Esqueceram de perguntar.

Indivíduo adulto, masculino, idade presumível 20 anos. O esqueleto foi remetido à França, a fim de ser examinado no melhor laboratório do mundo. Apresentava apenas uma rachadura no crânio. Testes e mais testes, viagens de representantes do povo, pagos obviamente por nós, contribuintes, manchetes em todos os jornais.

“Polícia aguarda confirmação da identidade do esqueleto.”

E o assunto ficou em pauta dois meses.

-Deve ser um andarilho, dizia Manoel, o quitandeiro.

-Isto é desova, coisa de gangue! Comentou Onofre, o Sargento aposentado

-Será que não é coisa dos iraquianos? Perguntou Patrícia, a filha loira de olhos azuis do dono da locadora.

O comentário era um só. Fizeram apostas e bolão de palpites.

D. Elza cuidava do seu jardim de rosas, quando ouviu no rádio que o resultado do exame havia chegado. Após inúmeras análises, não descobriram a identidade do cadáver. Balançou a cabeça, resmungou sozinha e foi botar água no fogo pra ferver.

-Novidade, gastaram dinheiro à toa! Por que não me perguntaram?

Olhou para cima do Itagé e o seu avô na foto parecia lhe sorrir condicente.

Era menininha e a sua mãe havia falecido, seu pai não podia criá-la e seu avô foi buscá-la. Nas noites de frio, à beira do fogão de chapa, muitas histórias ouviu. Uma delas lhe chamava mais atenção: a história dos bugres que atacavam as fazendas.

Seu avô foi o primeiro branco a se instalar na região. Os confrontos com os bugres eram constantes, tanto que seu avô morava somente com seus empregados e sua avó ficava na freguesia. Na época, Martinho Bugreiro ganhava muito dinheiro para matar os bugres das fazendas da região, mas seu avô, um homem muito bondoso e paciente, alimentava a esperança de que um dia eles não mais atacariam.
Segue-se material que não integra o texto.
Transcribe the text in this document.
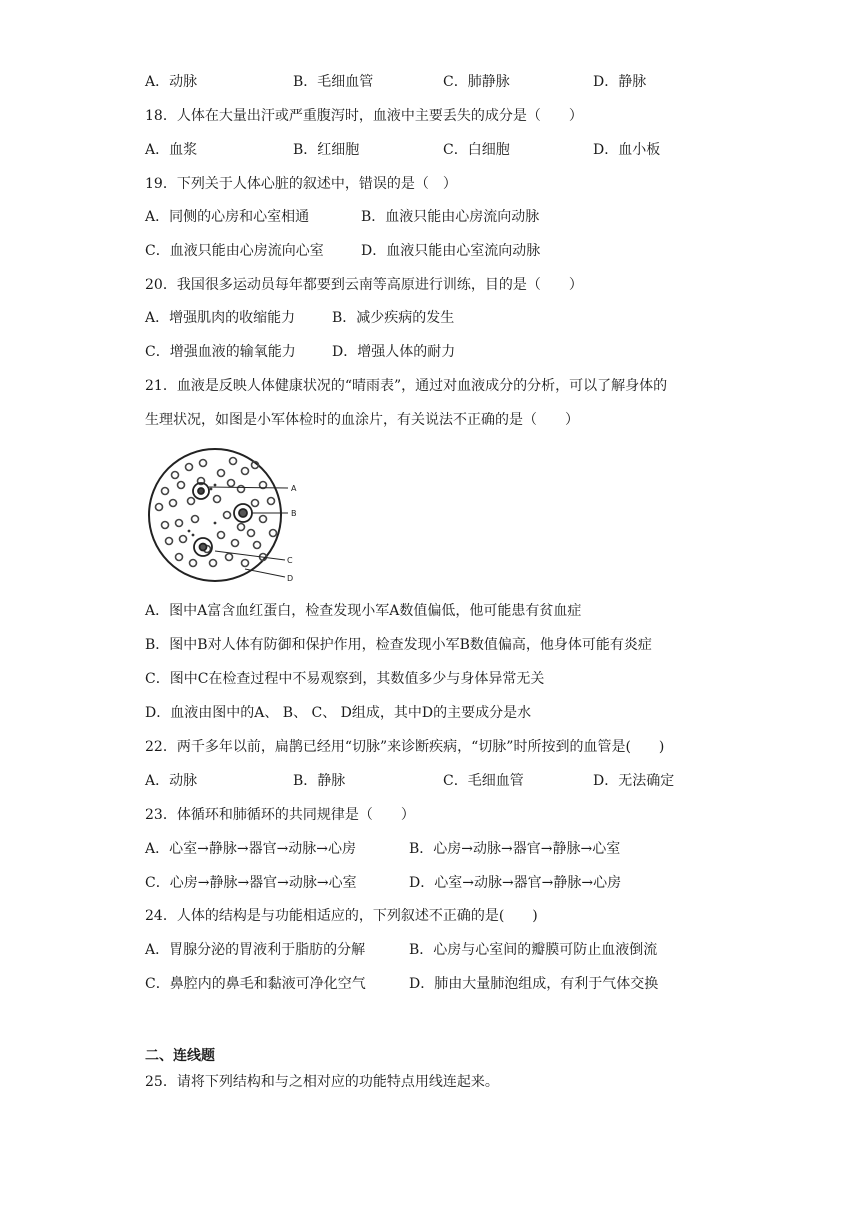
A．动脉	B．毛细血管	C．肺静脉	D．静脉
18．人体在大量出汗或严重腹泻时，血液中主要丢失的成分是（　　）
A．血浆	B．红细胞	C．白细胞	D．血小板
19．下列关于人体心脏的叙述中，错误的是（　）
A．同侧的心房和心室相通	B．血液只能由心房流向动脉
C．血液只能由心房流向心室	D．血液只能由心室流向动脉
20．我国很多运动员每年都要到云南等高原进行训练，目的是（　　）
A．增强肌肉的收缩能力	B．减少疾病的发生
C．增强血液的输氧能力	D．增强人体的耐力
21．血液是反映人体健康状况的“晴雨表”，通过对血液成分的分析，可以了解身体的
生理状况，如图是小军体检时的血涂片，有关说法不正确的是（　　）
A
B
C
D
A．图中A富含血红蛋白，检查发现小军A数值偏低，他可能患有贫血症
B．图中B对人体有防御和保护作用，检查发现小军B数值偏高，他身体可能有炎症
C．图中C在检查过程中不易观察到，其数值多少与身体异常无关
D．血液由图中的A、 B、 C、 D组成，其中D的主要成分是水
22．两千多年以前，扁鹊已经用“切脉”来诊断疾病，“切脉”时所按到的血管是(　　)
A．动脉	B．静脉	C．毛细血管	D．无法确定
23．体循环和肺循环的共同规律是（　　）
A．心室→静脉→器官→动脉→心房	B．心房→动脉→器官→静脉→心室
C．心房→静脉→器官→动脉→心室	D．心室→动脉→器官→静脉→心房
24．人体的结构是与功能相适应的，下列叙述不正确的是(　　)
A．胃腺分泌的胃液利于脂肪的分解	B．心房与心室间的瓣膜可防止血液倒流
C．鼻腔内的鼻毛和黏液可净化空气	D．肺由大量肺泡组成，有利于气体交换
二、连线题
25．请将下列结构和与之相对应的功能特点用线连起来。
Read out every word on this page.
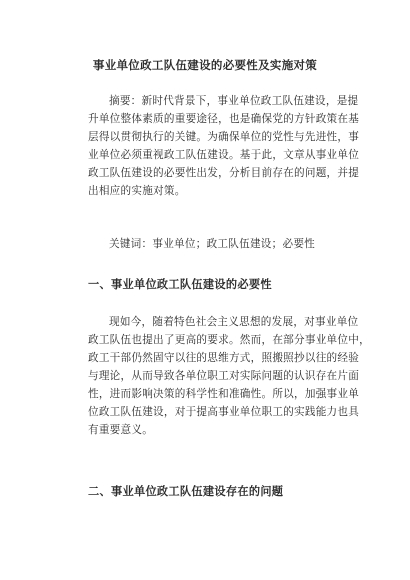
事业单位政工队伍建设的必要性及实施对策
摘要：新时代背景下，事业单位政工队伍建设，是提
升单位整体素质的重要途径，也是确保党的方针政策在基
层得以贯彻执行的关键。为确保单位的党性与先进性，事
业单位必须重视政工队伍建设。基于此，文章从事业单位
政工队伍建设的必要性出发，分析目前存在的问题，并提
出相应的实施对策。
关键词：事业单位；政工队伍建设；必要性
一、事业单位政工队伍建设的必要性
现如今，随着特色社会主义思想的发展，对事业单位
政工队伍也提出了更高的要求。然而，在部分事业单位中，
政工干部仍然固守以往的思维方式，照搬照抄以往的经验
与理论，从而导致各单位职工对实际问题的认识存在片面
性，进而影响决策的科学性和准确性。所以，加强事业单
位政工队伍建设，对于提高事业单位职工的实践能力也具
有重要意义。
二、事业单位政工队伍建设存在的问题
Em sua lida, procurando uma rês desgarrada, viu caído junto a uma malha de Gravatá, um bugre sangrando pelas narinas. Num rápido olhar, viu que o mesmo havia sido mordido por cobra. Mal havia levantado o pobre diabo, e uma Urutú-Cruzeiro corria pra longe. Não havia dúvida, o bugre iria morrer. Tomado por sentimento de compaixão, coloca-o sobre a sela e se dirige pra casa.

-Eupídio! Corre cá, homem! Este miserável foi mordido por uma cobra.

O velho Eupídio era um exímio benzedor, e se benzedura faz efeito até hoje não se comprova, mas a verdade é que com duas benzeduras o bugre começou a melhorar. Mesmo fraco que nem gado no inverno e ressabiado que nem cusco em dia de trovoada, em pouco tempo acostumou-se e já ajudava nos afazeres da fazenda. Disse ser filho de Jundiaara e Natiriri. Era o filho do chefe de uma das tribos mais perigosas do planalto.

Enquanto ele convalescia, haviam matado um peão e roubado muitas cabeças de gado.

O tempo passava e o ataque dos bugres se acentuava.

Era próximo de Natal, todos já planejavam a viagem. Tinham que sair ao amanhecer, para pernoitar em lugar seguro e chegar na freguesia ao anoitecer do quarto dia.

Todos já estavam dormindo, quando a cachorrada começou a ganir desesperadamente. A porta da casa foi derrubada de supetão, gritos e berros dos bugres e moradores. A escuridão da noite foi cúmplice da chacina. Sete homens degolados sem levantar da tarimba.

O avô de D. Elza, e antes que seja tarde declino o nome, Coronel Celso, sentiu que alguém lhe puxava pela abertura da parede. Era o bugre. Correndo entre as árvores e línguas-de-vaca que lhe cortavam as pernas, chegaram a beira do rio. Exausto o Coronel Celso não conseguia dar mais um passo. O bugre então carregou-o para a outra margem.

O dia amanhecia, quando acordaram com gritos na margem oposta. Um grupo de bugres agitava suas machadinhas cortando o ar. Como atingido por um raio e sem titubear, o bugre dispara em direção dos guerreiros. Coronel Celso não conseguia entender. Viu o índio agarrar o primeiro, derrubando e tomando-lhe a machadinha, e num entrevero de lobos loucos, a turba endemoninhada caiu em cima do bugre de vez. Ele, num pulo de gato, corre novamente pra dentro do rio. Coronel Celso vê uma machadinha voar e atingir a cabeça do índio. Ouve o som seco e o corpo caindo vagarosamente na correnteza.

Talvez honrados com tanta coragem, os guerreiros dão meia volta e batem em retirada.

D. Elza volta pras rosas resmungando:

- Por que eles não me perguntaram? Eu lhes teria dito que era Uiratanã.